Being proactive is the biggest thing that both my mentor and I wish I had done more of. In the “real world” your job isn’t perfectly outlined for you on some class syllabus and rarely is there ever only one correct answer. My internship required a lot individual and teamwork such as figuring out what questions to ask, figuring out whom to ask, and then asking them. During my evaluation my mentor said that it felt like I was always waiting to be told the next step. A common saying among professional engineers is “Nobody knows everything.” This means you have to seek out those know what you don’t know and ask them. I recommend putting a lot of focus into taking initiative when working as an intern. You’re going to make mistakes, and being proactive is what really defines you as an effective worker.

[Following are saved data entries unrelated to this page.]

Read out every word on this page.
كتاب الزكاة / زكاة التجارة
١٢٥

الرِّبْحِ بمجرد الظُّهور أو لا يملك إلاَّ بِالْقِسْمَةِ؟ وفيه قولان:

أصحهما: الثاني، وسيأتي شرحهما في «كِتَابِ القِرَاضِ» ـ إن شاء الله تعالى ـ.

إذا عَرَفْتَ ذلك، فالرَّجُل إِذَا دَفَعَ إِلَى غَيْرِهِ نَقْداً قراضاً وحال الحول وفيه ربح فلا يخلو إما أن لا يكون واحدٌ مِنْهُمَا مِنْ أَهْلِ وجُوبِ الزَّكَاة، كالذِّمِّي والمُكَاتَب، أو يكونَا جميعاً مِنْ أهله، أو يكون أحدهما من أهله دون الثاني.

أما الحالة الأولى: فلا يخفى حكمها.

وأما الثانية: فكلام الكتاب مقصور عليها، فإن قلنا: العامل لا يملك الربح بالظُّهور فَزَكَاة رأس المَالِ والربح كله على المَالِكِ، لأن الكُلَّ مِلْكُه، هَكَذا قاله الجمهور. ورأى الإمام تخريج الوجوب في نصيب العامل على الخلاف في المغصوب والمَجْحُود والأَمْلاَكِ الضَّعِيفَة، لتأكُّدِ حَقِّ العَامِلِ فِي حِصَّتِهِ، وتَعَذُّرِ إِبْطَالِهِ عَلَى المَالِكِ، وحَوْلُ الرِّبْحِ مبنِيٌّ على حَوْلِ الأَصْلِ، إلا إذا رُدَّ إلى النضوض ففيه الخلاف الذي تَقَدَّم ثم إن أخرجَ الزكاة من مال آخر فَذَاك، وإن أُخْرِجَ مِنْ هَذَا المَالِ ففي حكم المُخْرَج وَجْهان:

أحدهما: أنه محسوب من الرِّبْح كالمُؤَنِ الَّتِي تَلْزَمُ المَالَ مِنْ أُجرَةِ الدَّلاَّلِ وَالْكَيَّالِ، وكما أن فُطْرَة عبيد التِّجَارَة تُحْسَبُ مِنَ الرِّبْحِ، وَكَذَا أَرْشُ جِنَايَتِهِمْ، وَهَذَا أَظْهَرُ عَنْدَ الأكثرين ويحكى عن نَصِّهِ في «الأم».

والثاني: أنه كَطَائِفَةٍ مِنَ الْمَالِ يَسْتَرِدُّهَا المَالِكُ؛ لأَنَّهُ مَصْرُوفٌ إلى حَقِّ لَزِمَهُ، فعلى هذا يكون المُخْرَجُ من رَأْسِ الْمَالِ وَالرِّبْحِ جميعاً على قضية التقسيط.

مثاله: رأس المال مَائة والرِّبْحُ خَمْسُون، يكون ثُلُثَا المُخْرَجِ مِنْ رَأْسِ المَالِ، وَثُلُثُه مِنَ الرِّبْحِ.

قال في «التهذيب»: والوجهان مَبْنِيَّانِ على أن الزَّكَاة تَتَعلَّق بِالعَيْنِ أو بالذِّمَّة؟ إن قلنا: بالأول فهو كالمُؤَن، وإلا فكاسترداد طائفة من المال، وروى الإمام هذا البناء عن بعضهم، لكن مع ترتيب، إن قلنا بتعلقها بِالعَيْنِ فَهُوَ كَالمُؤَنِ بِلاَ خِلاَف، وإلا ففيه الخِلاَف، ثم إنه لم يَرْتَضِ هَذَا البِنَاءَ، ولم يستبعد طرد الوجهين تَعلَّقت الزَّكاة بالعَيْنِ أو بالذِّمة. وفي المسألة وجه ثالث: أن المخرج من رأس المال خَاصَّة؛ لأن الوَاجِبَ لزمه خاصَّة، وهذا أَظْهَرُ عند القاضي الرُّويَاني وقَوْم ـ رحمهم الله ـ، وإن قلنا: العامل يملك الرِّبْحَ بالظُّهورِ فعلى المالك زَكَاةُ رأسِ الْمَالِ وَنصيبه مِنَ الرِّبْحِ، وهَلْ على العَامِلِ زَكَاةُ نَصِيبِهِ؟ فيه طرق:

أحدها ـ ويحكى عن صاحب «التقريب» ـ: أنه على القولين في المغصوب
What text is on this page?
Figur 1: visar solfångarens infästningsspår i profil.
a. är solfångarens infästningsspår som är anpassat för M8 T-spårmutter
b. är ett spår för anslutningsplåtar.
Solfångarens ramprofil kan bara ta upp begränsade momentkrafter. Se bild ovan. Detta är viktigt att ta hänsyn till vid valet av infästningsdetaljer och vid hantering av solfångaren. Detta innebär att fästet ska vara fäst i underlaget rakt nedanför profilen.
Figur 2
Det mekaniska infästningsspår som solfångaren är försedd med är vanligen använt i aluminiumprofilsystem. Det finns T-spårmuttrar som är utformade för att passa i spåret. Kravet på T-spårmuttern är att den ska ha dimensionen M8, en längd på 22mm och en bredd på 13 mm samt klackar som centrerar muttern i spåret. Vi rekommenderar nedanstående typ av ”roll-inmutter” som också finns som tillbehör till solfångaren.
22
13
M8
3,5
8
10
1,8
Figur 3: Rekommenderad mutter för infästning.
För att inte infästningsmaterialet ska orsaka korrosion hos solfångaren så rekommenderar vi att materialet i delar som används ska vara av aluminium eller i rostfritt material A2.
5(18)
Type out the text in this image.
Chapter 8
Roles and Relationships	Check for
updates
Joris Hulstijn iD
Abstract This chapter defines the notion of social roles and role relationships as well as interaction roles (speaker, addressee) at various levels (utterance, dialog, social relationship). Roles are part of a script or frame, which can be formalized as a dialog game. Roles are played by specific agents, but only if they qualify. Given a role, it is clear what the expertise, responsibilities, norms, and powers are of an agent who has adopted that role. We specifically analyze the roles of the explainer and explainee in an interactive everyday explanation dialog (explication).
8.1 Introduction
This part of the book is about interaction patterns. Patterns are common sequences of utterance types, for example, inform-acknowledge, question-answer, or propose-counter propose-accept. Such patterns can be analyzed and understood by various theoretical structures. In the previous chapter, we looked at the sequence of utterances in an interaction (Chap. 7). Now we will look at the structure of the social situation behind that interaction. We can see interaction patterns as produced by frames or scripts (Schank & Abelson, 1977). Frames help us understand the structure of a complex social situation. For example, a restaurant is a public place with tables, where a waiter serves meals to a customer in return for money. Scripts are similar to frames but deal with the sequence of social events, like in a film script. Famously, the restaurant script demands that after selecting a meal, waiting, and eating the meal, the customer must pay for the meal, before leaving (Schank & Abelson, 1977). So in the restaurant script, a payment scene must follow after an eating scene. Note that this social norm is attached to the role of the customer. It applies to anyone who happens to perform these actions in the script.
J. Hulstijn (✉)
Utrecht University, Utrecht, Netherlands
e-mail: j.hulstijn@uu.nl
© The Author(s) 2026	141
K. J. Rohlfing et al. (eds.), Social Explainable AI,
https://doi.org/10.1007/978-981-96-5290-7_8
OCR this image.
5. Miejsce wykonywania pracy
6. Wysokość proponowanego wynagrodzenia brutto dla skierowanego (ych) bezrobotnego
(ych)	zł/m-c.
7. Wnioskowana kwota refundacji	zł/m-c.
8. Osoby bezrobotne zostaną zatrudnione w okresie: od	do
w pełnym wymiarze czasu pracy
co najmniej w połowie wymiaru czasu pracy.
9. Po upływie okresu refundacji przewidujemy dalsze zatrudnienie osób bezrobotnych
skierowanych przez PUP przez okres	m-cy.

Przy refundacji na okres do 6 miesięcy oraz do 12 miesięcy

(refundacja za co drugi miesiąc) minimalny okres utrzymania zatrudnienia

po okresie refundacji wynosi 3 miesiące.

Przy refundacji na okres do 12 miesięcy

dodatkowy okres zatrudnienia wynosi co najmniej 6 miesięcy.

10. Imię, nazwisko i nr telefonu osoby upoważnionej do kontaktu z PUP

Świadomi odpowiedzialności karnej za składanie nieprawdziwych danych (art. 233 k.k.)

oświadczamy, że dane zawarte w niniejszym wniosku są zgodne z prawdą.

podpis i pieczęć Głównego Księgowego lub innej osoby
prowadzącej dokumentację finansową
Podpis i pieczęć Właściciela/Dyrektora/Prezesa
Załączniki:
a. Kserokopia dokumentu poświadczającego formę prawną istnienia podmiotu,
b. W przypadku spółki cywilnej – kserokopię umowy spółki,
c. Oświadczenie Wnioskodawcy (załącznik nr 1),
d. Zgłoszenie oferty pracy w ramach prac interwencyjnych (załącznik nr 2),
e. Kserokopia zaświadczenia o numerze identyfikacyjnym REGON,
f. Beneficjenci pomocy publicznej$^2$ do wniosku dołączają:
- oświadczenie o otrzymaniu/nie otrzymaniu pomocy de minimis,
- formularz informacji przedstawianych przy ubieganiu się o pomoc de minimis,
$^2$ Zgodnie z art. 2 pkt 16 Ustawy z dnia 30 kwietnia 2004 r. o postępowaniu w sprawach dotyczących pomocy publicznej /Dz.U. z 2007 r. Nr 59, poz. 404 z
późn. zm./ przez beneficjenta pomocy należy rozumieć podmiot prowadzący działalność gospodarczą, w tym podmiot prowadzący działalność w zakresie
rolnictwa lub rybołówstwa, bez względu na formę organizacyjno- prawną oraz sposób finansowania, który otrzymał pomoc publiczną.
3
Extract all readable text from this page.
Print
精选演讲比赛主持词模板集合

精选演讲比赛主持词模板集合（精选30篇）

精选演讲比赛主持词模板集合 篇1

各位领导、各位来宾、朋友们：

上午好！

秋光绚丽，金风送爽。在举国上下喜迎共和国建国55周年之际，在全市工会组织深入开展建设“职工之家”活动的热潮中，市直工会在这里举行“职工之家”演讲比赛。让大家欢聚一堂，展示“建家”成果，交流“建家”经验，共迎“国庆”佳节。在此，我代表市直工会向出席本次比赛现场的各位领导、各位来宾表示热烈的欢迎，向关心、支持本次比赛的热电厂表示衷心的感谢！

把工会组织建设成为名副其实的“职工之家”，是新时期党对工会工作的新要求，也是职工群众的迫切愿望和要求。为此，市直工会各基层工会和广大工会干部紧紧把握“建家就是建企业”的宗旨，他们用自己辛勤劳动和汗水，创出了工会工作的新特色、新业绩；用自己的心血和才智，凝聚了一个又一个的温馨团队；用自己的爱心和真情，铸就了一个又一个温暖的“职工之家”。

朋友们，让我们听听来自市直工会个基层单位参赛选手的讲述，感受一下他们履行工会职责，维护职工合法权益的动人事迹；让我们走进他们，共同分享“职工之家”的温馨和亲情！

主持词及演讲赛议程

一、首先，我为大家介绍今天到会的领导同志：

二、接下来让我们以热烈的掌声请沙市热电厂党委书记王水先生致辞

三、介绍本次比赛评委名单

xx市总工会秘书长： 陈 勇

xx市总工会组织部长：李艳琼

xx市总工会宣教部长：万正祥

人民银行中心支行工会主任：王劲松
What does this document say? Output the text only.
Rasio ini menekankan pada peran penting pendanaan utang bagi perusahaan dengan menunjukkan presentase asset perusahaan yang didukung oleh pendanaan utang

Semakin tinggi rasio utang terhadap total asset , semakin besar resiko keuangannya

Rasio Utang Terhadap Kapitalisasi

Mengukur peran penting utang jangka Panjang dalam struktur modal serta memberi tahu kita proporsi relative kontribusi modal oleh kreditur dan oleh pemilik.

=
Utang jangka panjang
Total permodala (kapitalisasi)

Building relationships with your co-workers is sometimes overlooked as important in an internship. During my internship I felt like I communicated well with a handful of people, but there were other people within arms reach that I hardly ever spoke to. I definitely wish I had talked to more people because you never know when networking will payoff. Your working personality and relationships play a huge role in your success as an employee. Even during an interview, a lot of employers are checking to see if you are someone they would like to talk to every day, five days a week.
LEARN FROM YOUR MISTAKES
Making the same mistake over and over can be incredibly frustrating to your supervisor. You should of course try to avoid mistakes whenever possible, but we’re all human so mistakes are bound to happen. When the same mistake happens again, there’s really no excuse. Learning from mistakes is something that I felt like I did fairly well during my internship. There were many times when I stumbled, but I always put a lot of effort into doing better the second time. I felt like this was recognized and appreciated by my supervisor. Not only will learning from your mistakes please your supervisor, it will also help you grow in your career. Both the successes and mishaps during my internship have made me much more prepared for my next experience.
Although these concepts may be fairly obvious to most people, I hope my experience has reminded you to keep them in mind whenever and wherever you work.